Haematogenous osteomyelitis refers to when a pathogen is carried through the blood and seeded in the bone.  This is the most common mode of infection. Alternatively, osteomyelitis can occur due to direct contamination of the bone, for example, at a fracture site or during an orthopaedic operation.

Staphylococcus aureus causes most cases of osteomyelitis.

Osteomyelitis can be acute or chronic. Patients may develop recurring or chronic infections after treatment for acute osteomyelitis.


Risk Factors

The key risk factors for developing osteomyelitis are:

  • Open fractures
  • Orthopaedic operations, particularly with prosthetic joints
  • Diabetes, particularly with diabetic foot ulcers
  • Peripheral arterial disease
  • IV drug use
  • Immunosuppression


Infection in a prosthetic joint is a big problem. This occurs in around 1% of joint replacements, and extensive measures are taken to prevent it, such as perioperative prophylactic antibiotics. It is more likely to occur in revision surgery rather than during the initial joint replacement.

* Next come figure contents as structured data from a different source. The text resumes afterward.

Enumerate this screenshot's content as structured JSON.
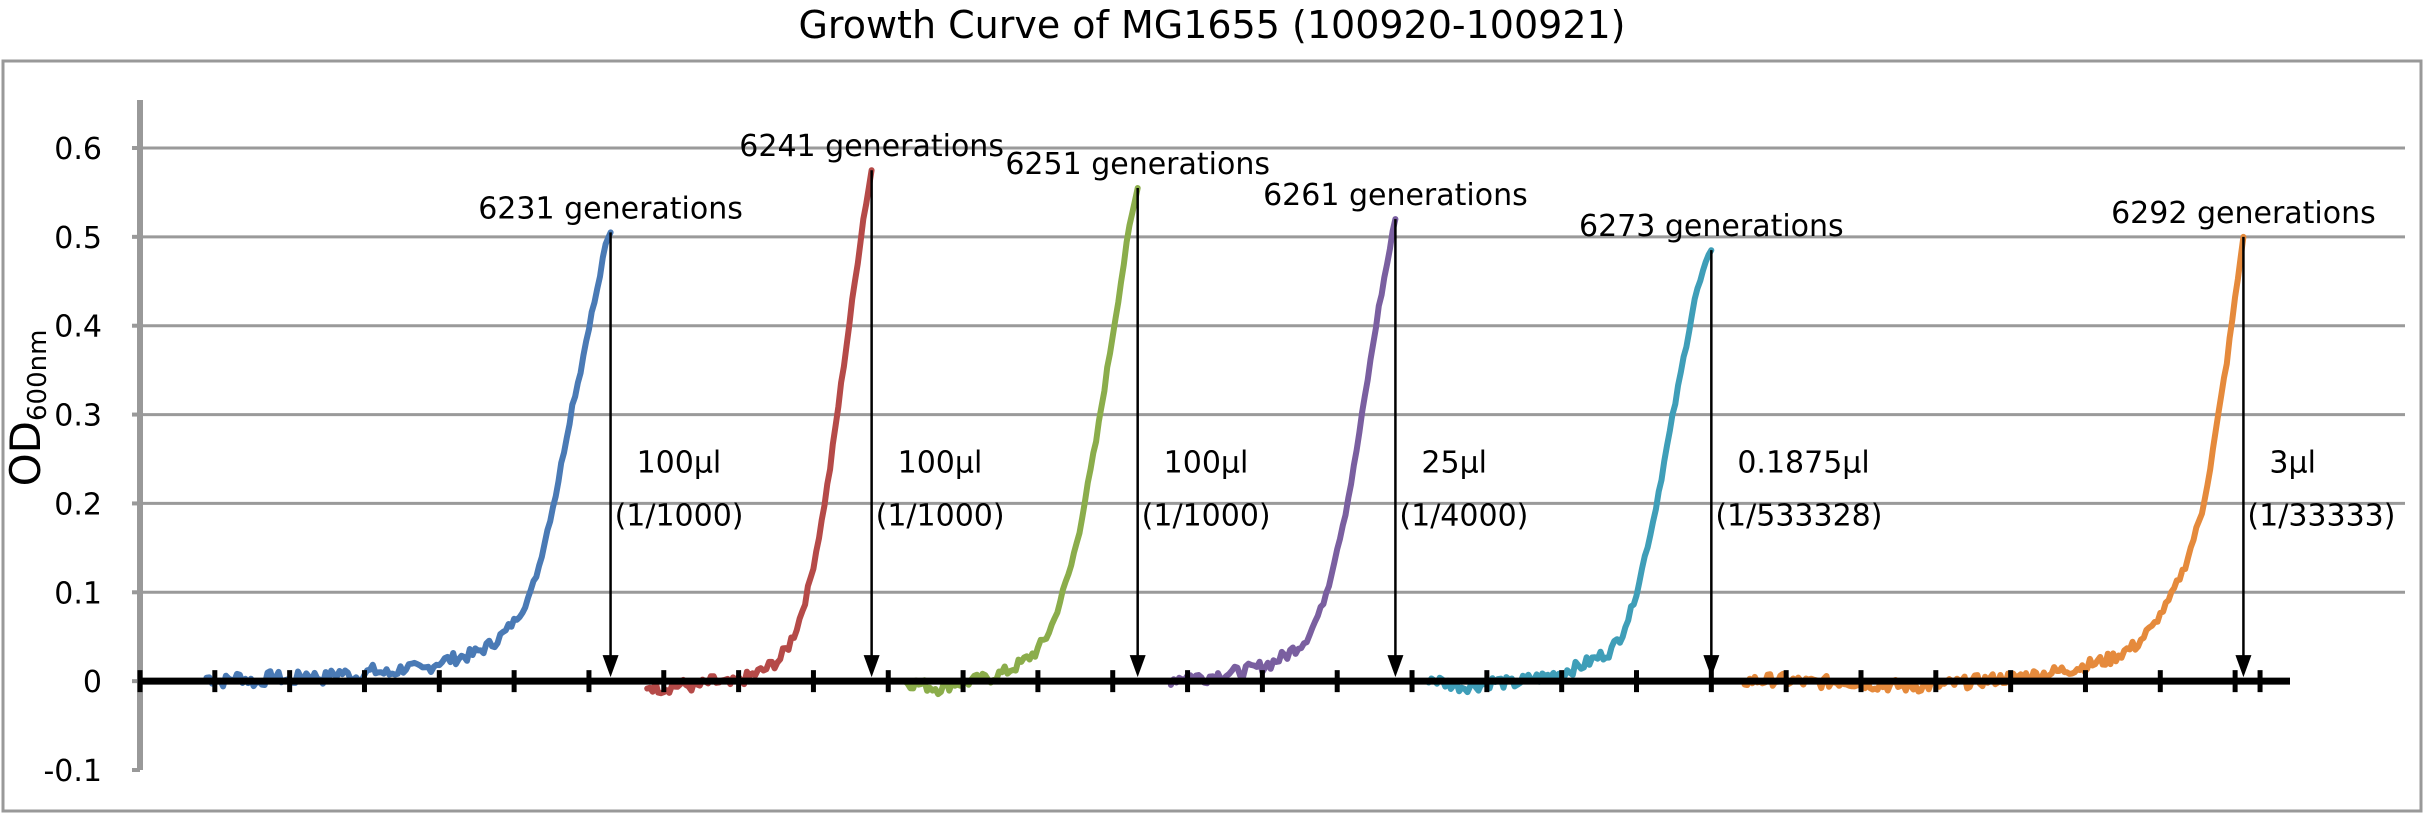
{
  "chart_data": {
    "type": "line",
    "title": "Growth Curve of MG1655 (100920-100921)",
    "ylabel_main": "OD",
    "ylabel_sub": "600nm",
    "xlabel": "",
    "ylim": [
      -0.1,
      0.6
    ],
    "yticks": [
      -0.1,
      0,
      0.1,
      0.2,
      0.3,
      0.4,
      0.5,
      0.6
    ],
    "ytick_labels": [
      "-0.1",
      "0",
      "0.1",
      "0.2",
      "0.3",
      "0.4",
      "0.5",
      "0.6"
    ],
    "grid": true,
    "legend": "none",
    "series": [
      {
        "color": "#4a7ab5",
        "x": [
          0,
          10,
          20,
          30,
          40,
          50,
          60,
          70,
          80,
          90,
          100,
          110,
          120,
          130,
          140,
          150,
          160,
          170,
          180,
          190,
          195,
          200,
          205,
          210,
          215,
          220,
          225,
          230,
          235,
          240,
          243
        ],
        "y": [
          0.004,
          0.0,
          0.005,
          -0.002,
          0.006,
          0.0,
          0.008,
          0.003,
          0.01,
          0.005,
          0.012,
          0.008,
          0.016,
          0.012,
          0.022,
          0.026,
          0.03,
          0.04,
          0.055,
          0.08,
          0.1,
          0.13,
          0.17,
          0.21,
          0.26,
          0.31,
          0.35,
          0.4,
          0.44,
          0.49,
          0.505
        ]
      },
      {
        "color": "#b54a48",
        "x": [
          265,
          275,
          285,
          295,
          305,
          315,
          325,
          335,
          345,
          350,
          355,
          360,
          365,
          370,
          375,
          380,
          385,
          390,
          395,
          400
        ],
        "y": [
          -0.005,
          -0.008,
          -0.004,
          -0.006,
          0.0,
          -0.004,
          0.004,
          0.012,
          0.025,
          0.04,
          0.06,
          0.09,
          0.13,
          0.18,
          0.24,
          0.31,
          0.38,
          0.45,
          0.52,
          0.575
        ]
      },
      {
        "color": "#8bad4b",
        "x": [
          420,
          430,
          440,
          450,
          460,
          470,
          480,
          490,
          500,
          505,
          510,
          515,
          520,
          525,
          530,
          535,
          540,
          545,
          550,
          555,
          560
        ],
        "y": [
          0.0,
          -0.004,
          -0.008,
          -0.002,
          0.0,
          0.003,
          0.01,
          0.02,
          0.035,
          0.05,
          0.07,
          0.1,
          0.13,
          0.17,
          0.22,
          0.27,
          0.33,
          0.39,
          0.45,
          0.51,
          0.555
        ]
      },
      {
        "color": "#7a5fa0",
        "x": [
          580,
          590,
          600,
          610,
          620,
          630,
          640,
          650,
          660,
          665,
          670,
          675,
          680,
          685,
          690,
          695,
          700,
          705,
          710,
          715
        ],
        "y": [
          0.002,
          0.006,
          0.004,
          0.008,
          0.01,
          0.014,
          0.02,
          0.03,
          0.045,
          0.06,
          0.08,
          0.11,
          0.15,
          0.19,
          0.24,
          0.3,
          0.36,
          0.42,
          0.47,
          0.52
        ]
      },
      {
        "color": "#3f9eb8",
        "x": [
          735,
          745,
          755,
          765,
          775,
          785,
          795,
          805,
          815,
          825,
          835,
          845,
          850,
          855,
          860,
          865,
          870,
          875,
          880,
          885,
          890,
          895,
          900,
          905
        ],
        "y": [
          0.004,
          -0.002,
          -0.006,
          -0.004,
          0.0,
          -0.003,
          0.002,
          0.005,
          0.01,
          0.016,
          0.025,
          0.035,
          0.05,
          0.07,
          0.1,
          0.14,
          0.18,
          0.23,
          0.28,
          0.33,
          0.38,
          0.43,
          0.46,
          0.485
        ]
      },
      {
        "color": "#e58a3c",
        "x": [
          925,
          945,
          965,
          985,
          1005,
          1025,
          1045,
          1065,
          1085,
          1105,
          1125,
          1145,
          1160,
          1170,
          1180,
          1190,
          1200,
          1205,
          1210,
          1215,
          1220,
          1225
        ],
        "y": [
          0.0,
          0.002,
          -0.002,
          0.0,
          -0.004,
          -0.006,
          -0.004,
          0.0,
          0.004,
          0.008,
          0.015,
          0.025,
          0.04,
          0.06,
          0.09,
          0.13,
          0.19,
          0.24,
          0.3,
          0.36,
          0.43,
          0.5
        ]
      }
    ],
    "xlim": [
      -40,
      1250
    ],
    "xticks": [
      -40,
      5,
      50,
      95,
      140,
      185,
      230,
      275,
      320,
      365,
      410,
      455,
      500,
      545,
      590,
      635,
      680,
      725,
      770,
      815,
      860,
      905,
      950,
      995,
      1040,
      1085,
      1130,
      1175,
      1220,
      1235
    ],
    "peaks": [
      {
        "x": 243,
        "y": 0.505,
        "label": "6231 generations",
        "vol": "100μl",
        "dil": "(1/1000)"
      },
      {
        "x": 400,
        "y": 0.575,
        "label": "6241 generations",
        "vol": "100μl",
        "dil": "(1/1000)"
      },
      {
        "x": 560,
        "y": 0.555,
        "label": "6251 generations",
        "vol": "100μl",
        "dil": "(1/1000)"
      },
      {
        "x": 715,
        "y": 0.52,
        "label": "6261 generations",
        "vol": "25μl",
        "dil": "(1/4000)"
      },
      {
        "x": 905,
        "y": 0.485,
        "label": "6273 generations",
        "vol": "0.1875μl",
        "dil": "(1/533328)"
      },
      {
        "x": 1225,
        "y": 0.5,
        "label": "6292 generations",
        "vol": "3μl",
        "dil": "(1/33333)"
      }
    ],
    "seed": 7
  }
}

The typical presentation of osteomyelitis is with:

  • Fever
  • Pain and tenderness
  • Erythema
  • Swelling


The presentation of osteomyelitis can be quite non-specific, with generalised symptoms of infection such as fever, lethargy, nausea and muscle aches.



X-rays often do not show any changes, particularly in early disease. They cannot be used to exclude osteomyelitis. The potential signs of osteomyelitis on an x-ray are:

  • Periosteal reaction (changes to the surface of the bone)
  • Localised osteopenia (thinning of the bone)
  • Destruction of areas of the bone


MRI scans are the best imaging investigation for establishing a diagnosis.

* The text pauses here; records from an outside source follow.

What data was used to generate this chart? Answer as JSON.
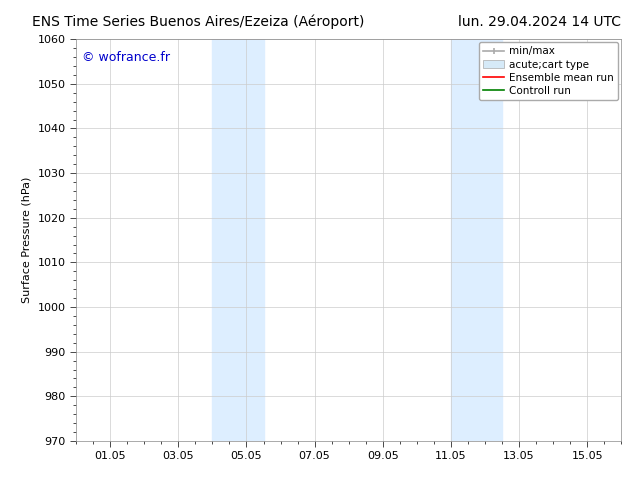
{
  "title_left": "ENS Time Series Buenos Aires/Ezeiza (Aéroport)",
  "title_right": "lun. 29.04.2024 14 UTC",
  "ylabel": "Surface Pressure (hPa)",
  "watermark": "© wofrance.fr",
  "watermark_color": "#0000cc",
  "ylim": [
    970,
    1060
  ],
  "yticks": [
    970,
    980,
    990,
    1000,
    1010,
    1020,
    1030,
    1040,
    1050,
    1060
  ],
  "xtick_labels": [
    "01.05",
    "03.05",
    "05.05",
    "07.05",
    "09.05",
    "11.05",
    "13.05",
    "15.05"
  ],
  "xtick_positions": [
    1,
    3,
    5,
    7,
    9,
    11,
    13,
    15
  ],
  "xlim": [
    0,
    16
  ],
  "shaded_regions": [
    {
      "xmin": 4.0,
      "xmax": 5.5,
      "color": "#ddeeff"
    },
    {
      "xmin": 11.0,
      "xmax": 12.5,
      "color": "#ddeeff"
    }
  ],
  "bg_color": "#ffffff",
  "plot_bg_color": "#ffffff",
  "grid_color": "#cccccc",
  "title_fontsize": 10,
  "axis_label_fontsize": 8,
  "tick_fontsize": 8,
  "watermark_fontsize": 9,
  "legend_fontsize": 7.5
}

Blood tests will show raised inflammatory markers (e.g., WBC, CRP and ESR). 

Blood cultures may be positive for the causative organism. 

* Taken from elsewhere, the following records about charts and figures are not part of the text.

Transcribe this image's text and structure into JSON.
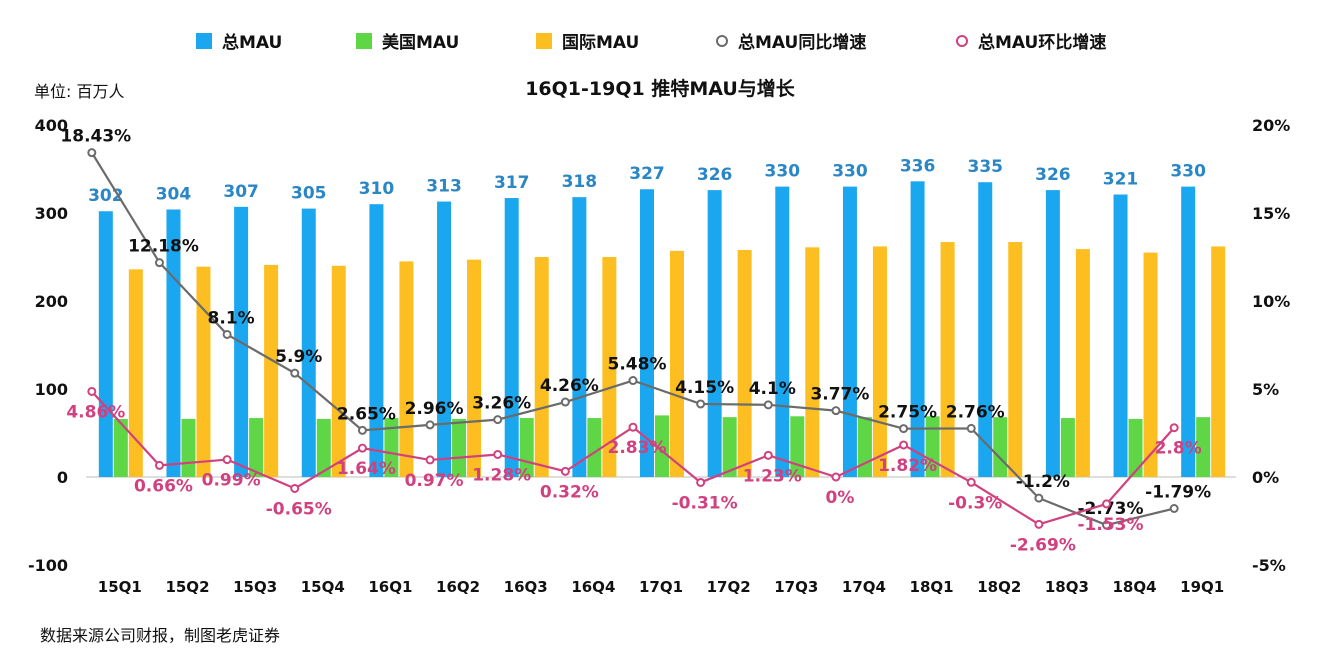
{
  "title": "16Q1-19Q1 推特MAU与增长",
  "unit_label": "单位: 百万人",
  "source_note": "数据来源公司财报，制图老虎证券",
  "colors": {
    "total": "#1AA7F0",
    "us": "#5ED646",
    "intl": "#FDBE21",
    "yoy": "#6B6B6B",
    "qoq": "#D1407F"
  },
  "chart_data": {
    "type": "bar",
    "categories": [
      "15Q1",
      "15Q2",
      "15Q3",
      "15Q4",
      "16Q1",
      "16Q2",
      "16Q3",
      "16Q4",
      "17Q1",
      "17Q2",
      "17Q3",
      "17Q4",
      "18Q1",
      "18Q2",
      "18Q3",
      "18Q4",
      "19Q1"
    ],
    "series": [
      {
        "name": "总MAU",
        "kind": "bar",
        "axis": "left",
        "values": [
          302,
          304,
          307,
          305,
          310,
          313,
          317,
          318,
          327,
          326,
          330,
          330,
          336,
          335,
          326,
          321,
          330
        ]
      },
      {
        "name": "美国MAU",
        "kind": "bar",
        "axis": "left",
        "values": [
          66,
          66,
          67,
          66,
          67,
          66,
          67,
          67,
          70,
          68,
          69,
          68,
          69,
          68,
          67,
          66,
          68
        ]
      },
      {
        "name": "国际MAU",
        "kind": "bar",
        "axis": "left",
        "values": [
          236,
          239,
          241,
          240,
          245,
          247,
          250,
          250,
          257,
          258,
          261,
          262,
          267,
          267,
          259,
          255,
          262
        ]
      },
      {
        "name": "总MAU同比增速",
        "kind": "line",
        "axis": "right",
        "values": [
          18.43,
          12.18,
          8.1,
          5.9,
          2.65,
          2.96,
          3.26,
          4.26,
          5.48,
          4.15,
          4.1,
          3.77,
          2.75,
          2.76,
          -1.2,
          -2.73,
          -1.79
        ],
        "labels": [
          "18.43%",
          "12.18%",
          "8.1%",
          "5.9%",
          "2.65%",
          "2.96%",
          "3.26%",
          "4.26%",
          "5.48%",
          "4.15%",
          "4.1%",
          "3.77%",
          "2.75%",
          "2.76%",
          "-1.2%",
          "-2.73%",
          "-1.79%"
        ]
      },
      {
        "name": "总MAU环比增速",
        "kind": "line",
        "axis": "right",
        "values": [
          4.86,
          0.66,
          0.99,
          -0.65,
          1.64,
          0.97,
          1.28,
          0.32,
          2.83,
          -0.31,
          1.23,
          0,
          1.82,
          -0.3,
          -2.69,
          -1.53,
          2.8
        ],
        "labels": [
          "4.86%",
          "0.66%",
          "0.99%",
          "-0.65%",
          "1.64%",
          "0.97%",
          "1.28%",
          "0.32%",
          "2.83%",
          "-0.31%",
          "1.23%",
          "0%",
          "1.82%",
          "-0.3%",
          "-2.69%",
          "-1.53%",
          "2.8%"
        ]
      }
    ],
    "left_axis": {
      "min": -100,
      "max": 400,
      "ticks": [
        "400",
        "300",
        "200",
        "100",
        "0",
        "-100"
      ]
    },
    "right_axis": {
      "min": -5,
      "max": 20,
      "ticks": [
        "20%",
        "15%",
        "10%",
        "5%",
        "0%",
        "-5%"
      ]
    },
    "grid": false,
    "legend_position": "top"
  }
}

Bone cultures can be performed to establish the causative organism and the antibiotic sensitivities. 



Management involves a combination of:

  • Surgical debridement of the infected bone and tissues
  • Antibiotic therapy


Prolonged courses of antibiotics are required to treat osteomyelitis. The BNF page on osteomyelitis recommends for acute osteomyelitis: 

  • 6 weeks of flucloxacillin, possibly with rifampicin or fusidic acid added for the first 2 weeks


Alternatives to flucloxacillin are:

  • Clindamycin in penicillin allergy
  • Vancomycin or teicoplanin when treating MRSA


Chronic osteomyelitis usually requires 3 months or more of antibiotics.

Osteomyelitis associated with prosthetic joints (e.g., a hip replacement) may require complete revision surgery to replace the prosthesis.